So, I woke up to an empty bottle of scotch and a dead car. The last thing I remember are the strippers being mad at me. Awesome night.
Feels good to be wearing underwear again though...
I just realized that I've become that person they make the alcohol warnings on medicine for.
they got in a fight during sex...she came out yelling and covered in chocolate
Pro tip: Don't start playing Bejeweled on Facebook while waiting for your Adderall to kick in. Unless you have the next 9 hours free.
Where are you and who are these girls passed out on the floor?
and why are they spooning a flamingo?
they traded weed for a spot on our floor. be nice.
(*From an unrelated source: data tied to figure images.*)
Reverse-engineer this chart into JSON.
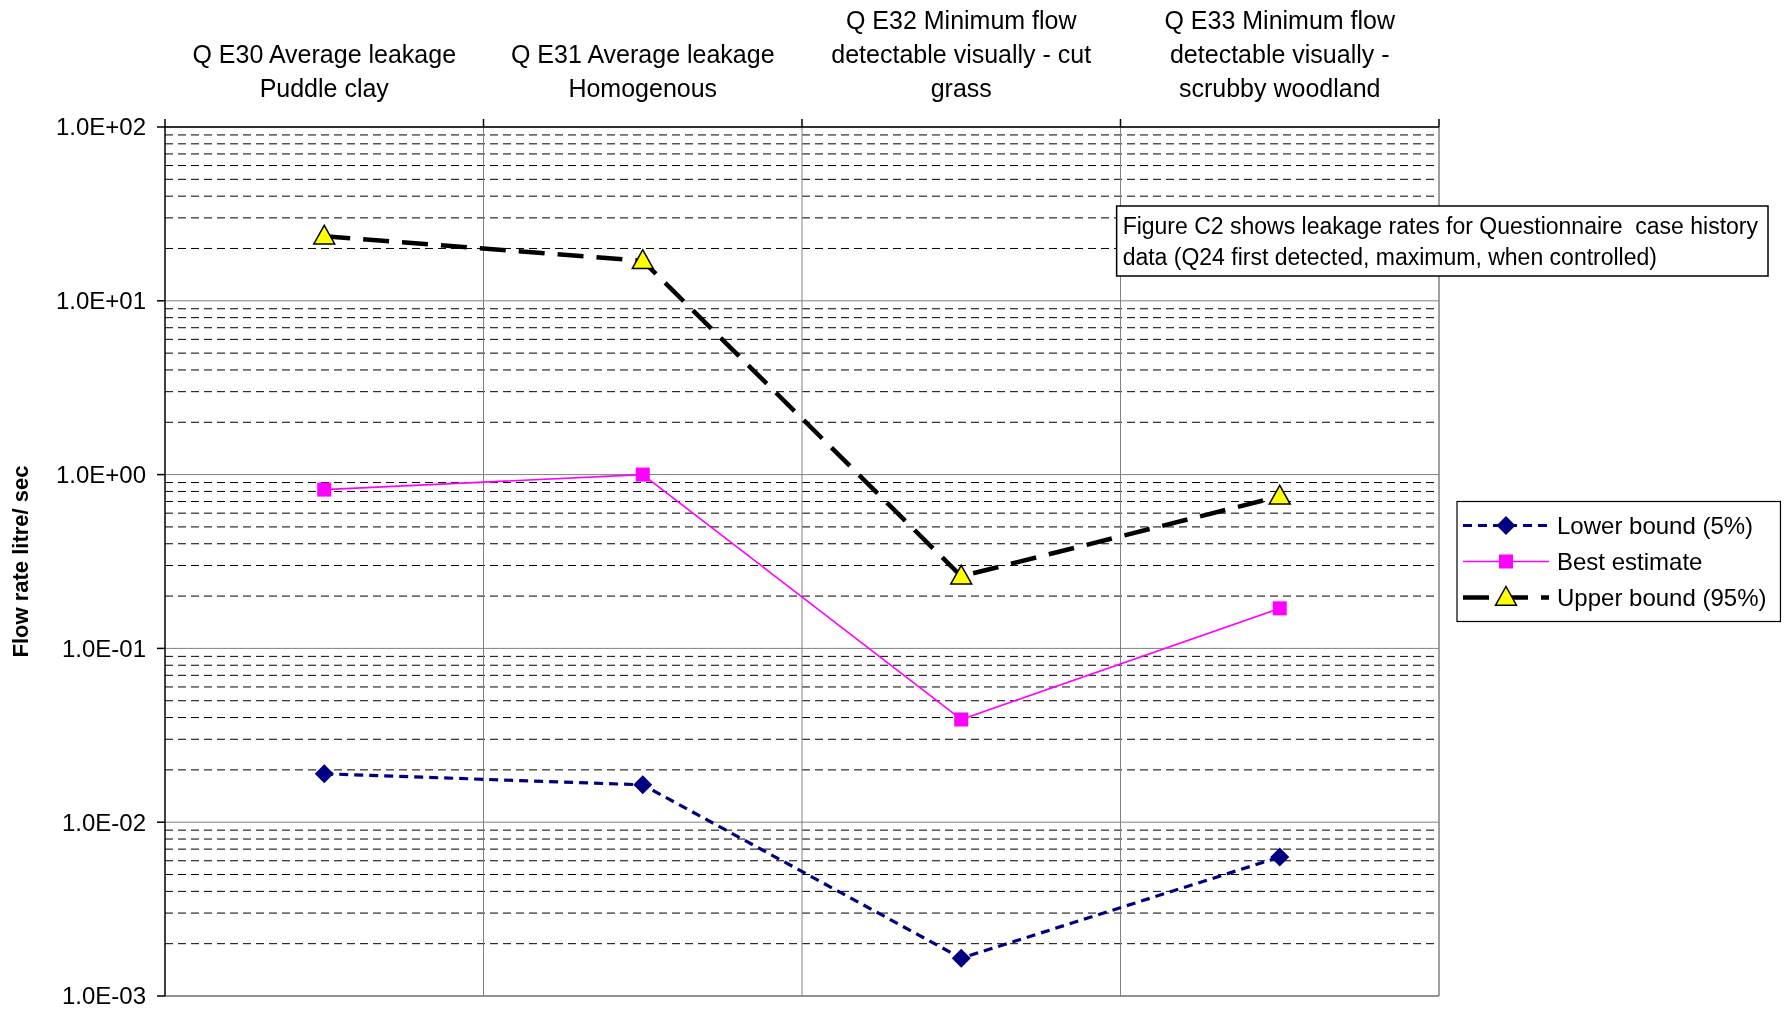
{
  "chart_data": {
    "type": "line",
    "categories": [
      "Q E30 Average leakage Puddle clay",
      "Q E31 Average leakage Homogenous",
      "Q E32 Minimum flow detectable visually - cut grass",
      "Q E33 Minimum flow detectable visually - scrubby woodland"
    ],
    "ylabel": "Flow rate litre/ sec",
    "log": true,
    "ylim": [
      0.001,
      100
    ],
    "yticks": [
      {
        "value": 0.001,
        "label": "1.0E-03"
      },
      {
        "value": 0.002,
        "label": null
      },
      {
        "value": 0.003,
        "label": null
      },
      {
        "value": 0.004,
        "label": null
      },
      {
        "value": 0.005,
        "label": null
      },
      {
        "value": 0.006,
        "label": null
      },
      {
        "value": 0.007,
        "label": null
      },
      {
        "value": 0.008,
        "label": null
      },
      {
        "value": 0.009,
        "label": null
      },
      {
        "value": 0.01,
        "label": "1.0E-02"
      },
      {
        "value": 0.02,
        "label": null
      },
      {
        "value": 0.03,
        "label": null
      },
      {
        "value": 0.04,
        "label": null
      },
      {
        "value": 0.05,
        "label": null
      },
      {
        "value": 0.06,
        "label": null
      },
      {
        "value": 0.07,
        "label": null
      },
      {
        "value": 0.08,
        "label": null
      },
      {
        "value": 0.09,
        "label": null
      },
      {
        "value": 0.1,
        "label": "1.0E-01"
      },
      {
        "value": 0.2,
        "label": null
      },
      {
        "value": 0.3,
        "label": null
      },
      {
        "value": 0.4,
        "label": null
      },
      {
        "value": 0.5,
        "label": null
      },
      {
        "value": 0.6,
        "label": null
      },
      {
        "value": 0.7,
        "label": null
      },
      {
        "value": 0.8,
        "label": null
      },
      {
        "value": 0.9,
        "label": null
      },
      {
        "value": 1,
        "label": "1.0E+00"
      },
      {
        "value": 2,
        "label": null
      },
      {
        "value": 3,
        "label": null
      },
      {
        "value": 4,
        "label": null
      },
      {
        "value": 5,
        "label": null
      },
      {
        "value": 6,
        "label": null
      },
      {
        "value": 7,
        "label": null
      },
      {
        "value": 8,
        "label": null
      },
      {
        "value": 9,
        "label": null
      },
      {
        "value": 10,
        "label": "1.0E+01"
      },
      {
        "value": 20,
        "label": null
      },
      {
        "value": 30,
        "label": null
      },
      {
        "value": 40,
        "label": null
      },
      {
        "value": 50,
        "label": null
      },
      {
        "value": 60,
        "label": null
      },
      {
        "value": 70,
        "label": null
      },
      {
        "value": 80,
        "label": null
      },
      {
        "value": 90,
        "label": null
      },
      {
        "value": 100,
        "label": "1.0E+02"
      }
    ],
    "grid": true,
    "legend": "right",
    "series": [
      {
        "name": "Lower bound (5%)",
        "color": "#000080",
        "values": [
          0.019,
          0.0164,
          0.00165,
          0.0063
        ],
        "marker": "diamond",
        "line_style": "dashed"
      },
      {
        "name": "Best estimate",
        "color": "#ff00ff",
        "values": [
          0.82,
          1,
          0.039,
          0.17
        ],
        "marker": "square",
        "line_style": "solid"
      },
      {
        "name": "Upper bound (95%)",
        "color": "#000000",
        "colors": [
          "#ffff00",
          "#ffff00",
          "#ffff00",
          "#ffff00"
        ],
        "values": [
          23.5,
          17,
          0.26,
          0.75
        ],
        "marker": "triangle",
        "line_style": "dashed"
      }
    ],
    "annotations": [
      "Figure C2 shows leakage rates for Questionnaire  case history data (Q24 first detected, maximum, when controlled)"
    ]
  }
}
I just walked into my exam wearing a mans tshirt and Alex's size 13 crocs twenty min late carrying only a pencil and my heels...I'm not real
I vaguely remember having a 'grass is greener' conversation about our nipples. Dream or beautiful reality?
Beautiful, beautiful reality
i took a picture of my dick. with a stick figure drawn on it. and a paper hat taped to the tip. and i call i the mayor of Dickville
I am alternating between eating dry cheerios and mint chocolate chip ice cream with a fork. Please love me because no one else will
either I'm really high or that last bong rip tasted like christmas
well i don't NEED my liver but it's nice to have one when you're trying to have a good time
I was apparently the best non-Irish person at the party. I wore my skating dress, Austrian flag and a giant shamrock. Everyone is calling me "30 Shots Girl".
My credit card got frozen due to suspicious activity. "Let's go over your recent transaction history... it looks like these are all at bars." BITCH, DON'T JUDGE MY MONDAY NIGHTS.
I just bought a slurpee and condoms. God bless America.